The Effects Of Growing Up Surrounded By Conflict

The effects of growing up surrounded by conflict

Before anything else, the fa m ily is the cell from which every individual is part of society and culture. Thanks to this socializing function, the child acquires a personal conscience (he recognizes himself responsible for his actions and his emotions), learns to participate in his community and manages to internalize the norms and values ​​of a society.

His first big challenge is to take on the challenges that school imposes on him. There he will have to interact with other children, with the teachers and, in addition, start a process of intellectual learning that must give specific results. It will be evaluated and the academic space will approve or fail it depending on what it can be and do.

What happens when the family, instead of providing solid support for socialization, limits or prevents awareness, participation and the definition of values?

Effects of a troubled family

A study carried out by researchers from the University of Buenos Aires, with 1,892 primary and secondary school students, concluded that conflicts between parents affect their children in all aspects of life. They identified that this impact is verified in four dimensions:

Emotional well-being. This is reflected in external behaviors such as aggressiveness, depression, anxiety, withdrawal, and drug use.

Physical well-being. Children of troubled parents are more likely to suffer from frequent digestive problems, headaches, asthma, eczema, allergies, and eating problems.

Social welfare. Members of troubled families have greater difficulty relating to others. They find it difficult to establish close ties and when they develop them they become highly dependent on them.

Academic performance. Generally, these types of children have great academic difficulties, or, in other cases, they behave like “geeks”: obsessive with their grades and anxious about their schoolwork.

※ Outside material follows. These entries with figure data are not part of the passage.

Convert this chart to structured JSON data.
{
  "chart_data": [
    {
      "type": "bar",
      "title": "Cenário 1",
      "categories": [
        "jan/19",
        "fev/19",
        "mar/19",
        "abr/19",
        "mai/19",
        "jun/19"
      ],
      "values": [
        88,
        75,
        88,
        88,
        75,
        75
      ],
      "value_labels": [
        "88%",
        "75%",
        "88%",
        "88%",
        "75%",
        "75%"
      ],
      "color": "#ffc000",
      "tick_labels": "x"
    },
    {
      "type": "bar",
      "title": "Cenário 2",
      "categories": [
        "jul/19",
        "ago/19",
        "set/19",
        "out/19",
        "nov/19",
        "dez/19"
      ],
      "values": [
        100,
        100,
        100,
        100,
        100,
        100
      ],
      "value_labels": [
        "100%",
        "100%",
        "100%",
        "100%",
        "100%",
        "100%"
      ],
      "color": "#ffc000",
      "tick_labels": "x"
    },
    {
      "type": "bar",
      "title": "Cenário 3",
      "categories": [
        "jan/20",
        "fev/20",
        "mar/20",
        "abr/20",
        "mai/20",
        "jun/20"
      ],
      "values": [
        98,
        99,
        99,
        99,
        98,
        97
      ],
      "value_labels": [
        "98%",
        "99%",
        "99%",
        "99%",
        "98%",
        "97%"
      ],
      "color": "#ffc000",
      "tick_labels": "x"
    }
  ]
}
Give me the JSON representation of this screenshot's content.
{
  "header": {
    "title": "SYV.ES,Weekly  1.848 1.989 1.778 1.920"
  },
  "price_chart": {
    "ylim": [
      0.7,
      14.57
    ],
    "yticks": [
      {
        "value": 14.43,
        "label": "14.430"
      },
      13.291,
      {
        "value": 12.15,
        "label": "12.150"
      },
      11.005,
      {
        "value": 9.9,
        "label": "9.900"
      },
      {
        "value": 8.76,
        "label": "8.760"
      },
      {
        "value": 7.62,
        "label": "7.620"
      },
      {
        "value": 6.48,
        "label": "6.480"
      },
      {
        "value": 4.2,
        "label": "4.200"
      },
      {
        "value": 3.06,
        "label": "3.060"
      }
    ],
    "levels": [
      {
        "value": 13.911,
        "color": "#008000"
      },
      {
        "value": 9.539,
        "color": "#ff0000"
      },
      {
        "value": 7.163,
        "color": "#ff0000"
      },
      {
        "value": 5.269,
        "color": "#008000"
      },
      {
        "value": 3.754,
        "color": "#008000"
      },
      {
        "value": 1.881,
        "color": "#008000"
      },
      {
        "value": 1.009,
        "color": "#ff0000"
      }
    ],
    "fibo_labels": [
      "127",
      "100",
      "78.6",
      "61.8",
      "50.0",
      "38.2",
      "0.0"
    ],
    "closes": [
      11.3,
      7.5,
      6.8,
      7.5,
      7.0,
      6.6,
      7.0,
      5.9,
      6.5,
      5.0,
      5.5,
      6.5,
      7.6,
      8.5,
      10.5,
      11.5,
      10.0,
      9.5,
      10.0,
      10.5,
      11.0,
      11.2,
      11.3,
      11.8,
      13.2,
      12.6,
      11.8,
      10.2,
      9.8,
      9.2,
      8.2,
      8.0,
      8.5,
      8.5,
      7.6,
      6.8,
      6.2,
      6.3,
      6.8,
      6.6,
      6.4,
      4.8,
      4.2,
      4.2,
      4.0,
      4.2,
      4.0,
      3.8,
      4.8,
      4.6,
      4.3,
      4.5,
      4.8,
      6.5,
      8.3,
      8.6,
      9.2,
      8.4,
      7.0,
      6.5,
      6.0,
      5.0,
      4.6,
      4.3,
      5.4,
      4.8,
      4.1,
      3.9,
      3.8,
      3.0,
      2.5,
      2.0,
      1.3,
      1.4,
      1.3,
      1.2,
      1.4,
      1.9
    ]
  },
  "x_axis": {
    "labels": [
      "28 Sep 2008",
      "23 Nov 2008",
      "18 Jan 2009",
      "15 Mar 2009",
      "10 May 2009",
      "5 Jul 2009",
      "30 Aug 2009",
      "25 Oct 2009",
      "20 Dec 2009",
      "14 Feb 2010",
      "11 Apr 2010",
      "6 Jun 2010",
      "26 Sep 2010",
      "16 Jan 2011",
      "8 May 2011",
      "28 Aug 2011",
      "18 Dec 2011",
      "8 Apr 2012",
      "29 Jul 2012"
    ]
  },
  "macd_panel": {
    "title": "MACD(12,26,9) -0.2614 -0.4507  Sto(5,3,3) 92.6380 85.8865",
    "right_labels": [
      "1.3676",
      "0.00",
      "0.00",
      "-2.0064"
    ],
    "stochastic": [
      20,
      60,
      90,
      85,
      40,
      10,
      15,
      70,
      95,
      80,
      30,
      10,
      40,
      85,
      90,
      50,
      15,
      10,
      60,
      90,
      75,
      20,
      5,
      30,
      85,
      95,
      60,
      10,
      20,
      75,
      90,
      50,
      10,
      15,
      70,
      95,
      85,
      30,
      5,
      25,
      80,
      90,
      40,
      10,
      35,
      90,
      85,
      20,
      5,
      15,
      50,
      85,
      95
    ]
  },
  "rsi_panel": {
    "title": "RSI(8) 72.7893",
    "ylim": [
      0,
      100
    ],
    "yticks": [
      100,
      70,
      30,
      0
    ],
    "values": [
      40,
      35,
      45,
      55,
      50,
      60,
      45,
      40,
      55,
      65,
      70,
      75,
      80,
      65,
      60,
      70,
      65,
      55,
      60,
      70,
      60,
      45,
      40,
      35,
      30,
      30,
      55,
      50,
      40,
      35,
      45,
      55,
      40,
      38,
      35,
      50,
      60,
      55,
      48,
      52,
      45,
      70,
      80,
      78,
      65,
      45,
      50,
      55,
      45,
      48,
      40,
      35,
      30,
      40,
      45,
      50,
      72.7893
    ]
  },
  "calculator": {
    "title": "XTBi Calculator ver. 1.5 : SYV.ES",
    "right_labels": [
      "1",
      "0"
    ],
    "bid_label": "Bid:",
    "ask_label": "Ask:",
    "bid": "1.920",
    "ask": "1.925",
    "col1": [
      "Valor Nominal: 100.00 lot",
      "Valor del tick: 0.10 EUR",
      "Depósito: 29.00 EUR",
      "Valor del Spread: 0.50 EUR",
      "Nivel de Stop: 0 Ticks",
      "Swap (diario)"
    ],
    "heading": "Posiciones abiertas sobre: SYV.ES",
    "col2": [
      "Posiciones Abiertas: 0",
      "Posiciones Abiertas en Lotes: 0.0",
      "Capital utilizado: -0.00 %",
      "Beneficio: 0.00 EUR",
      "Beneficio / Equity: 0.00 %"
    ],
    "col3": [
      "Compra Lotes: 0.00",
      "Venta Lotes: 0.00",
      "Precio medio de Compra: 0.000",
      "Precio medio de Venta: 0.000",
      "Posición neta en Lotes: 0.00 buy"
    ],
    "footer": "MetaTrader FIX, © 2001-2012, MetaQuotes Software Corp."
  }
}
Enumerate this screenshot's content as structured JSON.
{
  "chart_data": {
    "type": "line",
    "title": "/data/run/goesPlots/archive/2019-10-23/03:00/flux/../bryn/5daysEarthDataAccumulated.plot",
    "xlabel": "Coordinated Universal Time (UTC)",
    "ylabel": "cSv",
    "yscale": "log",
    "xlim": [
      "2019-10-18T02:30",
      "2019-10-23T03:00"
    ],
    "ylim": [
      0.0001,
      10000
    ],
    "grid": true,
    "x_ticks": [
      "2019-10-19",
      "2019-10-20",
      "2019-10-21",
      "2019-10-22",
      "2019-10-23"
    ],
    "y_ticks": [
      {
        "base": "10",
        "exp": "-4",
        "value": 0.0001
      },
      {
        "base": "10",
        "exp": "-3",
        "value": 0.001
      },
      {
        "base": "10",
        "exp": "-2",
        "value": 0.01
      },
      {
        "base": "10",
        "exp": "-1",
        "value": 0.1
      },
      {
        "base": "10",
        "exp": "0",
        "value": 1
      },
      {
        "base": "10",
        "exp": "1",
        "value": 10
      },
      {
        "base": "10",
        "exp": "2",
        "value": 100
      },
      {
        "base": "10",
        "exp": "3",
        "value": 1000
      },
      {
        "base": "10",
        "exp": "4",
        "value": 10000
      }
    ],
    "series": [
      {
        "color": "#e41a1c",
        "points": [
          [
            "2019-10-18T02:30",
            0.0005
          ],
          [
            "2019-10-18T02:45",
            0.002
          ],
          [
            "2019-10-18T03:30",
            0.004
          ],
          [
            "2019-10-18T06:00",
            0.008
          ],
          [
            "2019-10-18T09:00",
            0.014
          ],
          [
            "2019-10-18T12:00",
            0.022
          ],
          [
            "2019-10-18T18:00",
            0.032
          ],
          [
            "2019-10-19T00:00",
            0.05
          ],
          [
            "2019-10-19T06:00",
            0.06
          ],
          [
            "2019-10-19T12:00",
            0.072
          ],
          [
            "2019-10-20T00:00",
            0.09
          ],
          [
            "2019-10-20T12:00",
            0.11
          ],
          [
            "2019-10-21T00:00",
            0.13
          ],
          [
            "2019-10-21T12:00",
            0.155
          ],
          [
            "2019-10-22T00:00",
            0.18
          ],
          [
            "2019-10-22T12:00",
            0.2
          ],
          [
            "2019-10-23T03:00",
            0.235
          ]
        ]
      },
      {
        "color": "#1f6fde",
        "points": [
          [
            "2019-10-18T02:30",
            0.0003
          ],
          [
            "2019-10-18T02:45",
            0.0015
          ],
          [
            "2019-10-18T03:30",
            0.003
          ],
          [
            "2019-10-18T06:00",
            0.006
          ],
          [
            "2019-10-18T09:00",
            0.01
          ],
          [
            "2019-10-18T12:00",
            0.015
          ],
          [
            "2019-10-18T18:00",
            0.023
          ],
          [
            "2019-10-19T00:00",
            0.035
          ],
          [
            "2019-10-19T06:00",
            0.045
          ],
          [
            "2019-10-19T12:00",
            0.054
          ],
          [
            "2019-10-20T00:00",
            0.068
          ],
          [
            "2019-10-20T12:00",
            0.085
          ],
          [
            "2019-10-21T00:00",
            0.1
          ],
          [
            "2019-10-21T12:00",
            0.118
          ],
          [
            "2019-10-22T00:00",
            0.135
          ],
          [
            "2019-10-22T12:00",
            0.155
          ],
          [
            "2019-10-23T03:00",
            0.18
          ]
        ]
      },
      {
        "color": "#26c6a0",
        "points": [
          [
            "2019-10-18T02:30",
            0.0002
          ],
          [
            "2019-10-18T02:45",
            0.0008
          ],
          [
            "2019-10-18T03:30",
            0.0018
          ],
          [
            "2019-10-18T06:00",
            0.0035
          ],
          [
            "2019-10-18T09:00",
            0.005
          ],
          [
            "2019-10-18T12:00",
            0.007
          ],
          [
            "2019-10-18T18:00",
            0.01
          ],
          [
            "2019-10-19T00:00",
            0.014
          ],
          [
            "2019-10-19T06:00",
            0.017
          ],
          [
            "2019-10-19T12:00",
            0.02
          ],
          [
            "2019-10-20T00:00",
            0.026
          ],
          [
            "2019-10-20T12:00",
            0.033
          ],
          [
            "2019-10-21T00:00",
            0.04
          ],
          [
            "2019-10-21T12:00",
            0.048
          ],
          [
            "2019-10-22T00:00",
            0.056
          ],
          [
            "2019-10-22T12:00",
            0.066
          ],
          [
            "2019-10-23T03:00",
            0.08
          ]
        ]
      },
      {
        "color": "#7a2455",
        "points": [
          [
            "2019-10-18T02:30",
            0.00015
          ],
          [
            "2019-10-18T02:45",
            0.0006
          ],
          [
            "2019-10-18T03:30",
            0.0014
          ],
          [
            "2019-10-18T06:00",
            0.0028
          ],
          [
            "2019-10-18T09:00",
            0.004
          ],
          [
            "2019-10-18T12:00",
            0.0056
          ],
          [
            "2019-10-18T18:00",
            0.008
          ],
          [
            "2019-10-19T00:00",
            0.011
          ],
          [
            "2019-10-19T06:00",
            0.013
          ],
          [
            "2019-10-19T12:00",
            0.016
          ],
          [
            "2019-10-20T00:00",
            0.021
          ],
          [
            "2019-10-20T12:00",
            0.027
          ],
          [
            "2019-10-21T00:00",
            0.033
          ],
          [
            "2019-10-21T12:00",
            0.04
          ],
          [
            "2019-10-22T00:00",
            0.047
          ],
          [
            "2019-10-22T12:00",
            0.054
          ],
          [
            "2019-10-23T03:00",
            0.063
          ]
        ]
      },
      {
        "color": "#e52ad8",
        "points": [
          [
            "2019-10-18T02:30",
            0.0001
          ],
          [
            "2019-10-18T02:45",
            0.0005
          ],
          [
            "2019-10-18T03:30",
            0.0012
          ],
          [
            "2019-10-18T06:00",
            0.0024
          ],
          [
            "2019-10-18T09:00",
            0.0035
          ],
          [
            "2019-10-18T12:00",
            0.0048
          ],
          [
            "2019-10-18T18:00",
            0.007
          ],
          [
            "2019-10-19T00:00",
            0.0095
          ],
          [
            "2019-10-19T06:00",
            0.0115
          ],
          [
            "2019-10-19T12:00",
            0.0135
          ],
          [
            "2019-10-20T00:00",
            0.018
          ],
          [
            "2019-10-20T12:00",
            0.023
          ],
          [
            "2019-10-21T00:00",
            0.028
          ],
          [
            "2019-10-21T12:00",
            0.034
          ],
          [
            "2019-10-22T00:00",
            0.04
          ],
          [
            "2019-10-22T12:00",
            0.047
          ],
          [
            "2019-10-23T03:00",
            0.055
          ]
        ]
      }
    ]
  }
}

The marital conflict: a key point

The same research determined which was the factor with the greatest incidence in the low school performance of children and adolescents. He investigated based on four themes: parental marital conflict, father’s relationship with the child, mother’s relationship with the child, and satisfaction with siblings and family life.

Based on this, he found that the great trigger for poor academic performance was undoubtedly the marital conflict between the parents. In turn, the most decisive factor in good school performance was satisfaction with siblings and family life.

The experts indicated that children who grow up in homes where their parents fight frequently, spend a large dose of their emotional energy trying to cope with the stress, depression and physical illnesses that this situation causes them. Hence, they did not have all their intellectual capacity available for learning in school.

They also found that the more conflict there is between the pair of parents, the greater the tendency of the children to develop behaviors to attract attention : disobedience, indiscipline, erratic behaviors and constant incidents at school.

Some children are perceived as less able to cope with conflict between their parents and develop a feeling of constant threat. In them, the relationship between conflict and academic performance is more visible.

If children feel involved in their parents’ fights, and those same parents, in one way or another, hold them responsible for their own problems, there are serious effects. They manifest as constant aggressiveness and a tendency to break the rules. These children develop strong loyalty conflicts with their parents and sometimes find it impossible to pay attention to a class.

Hence, in all cases, when a situation of poor school performance arises, the first thing to do is to assess the quality of family relationships. Very surely there is the explanation of everything.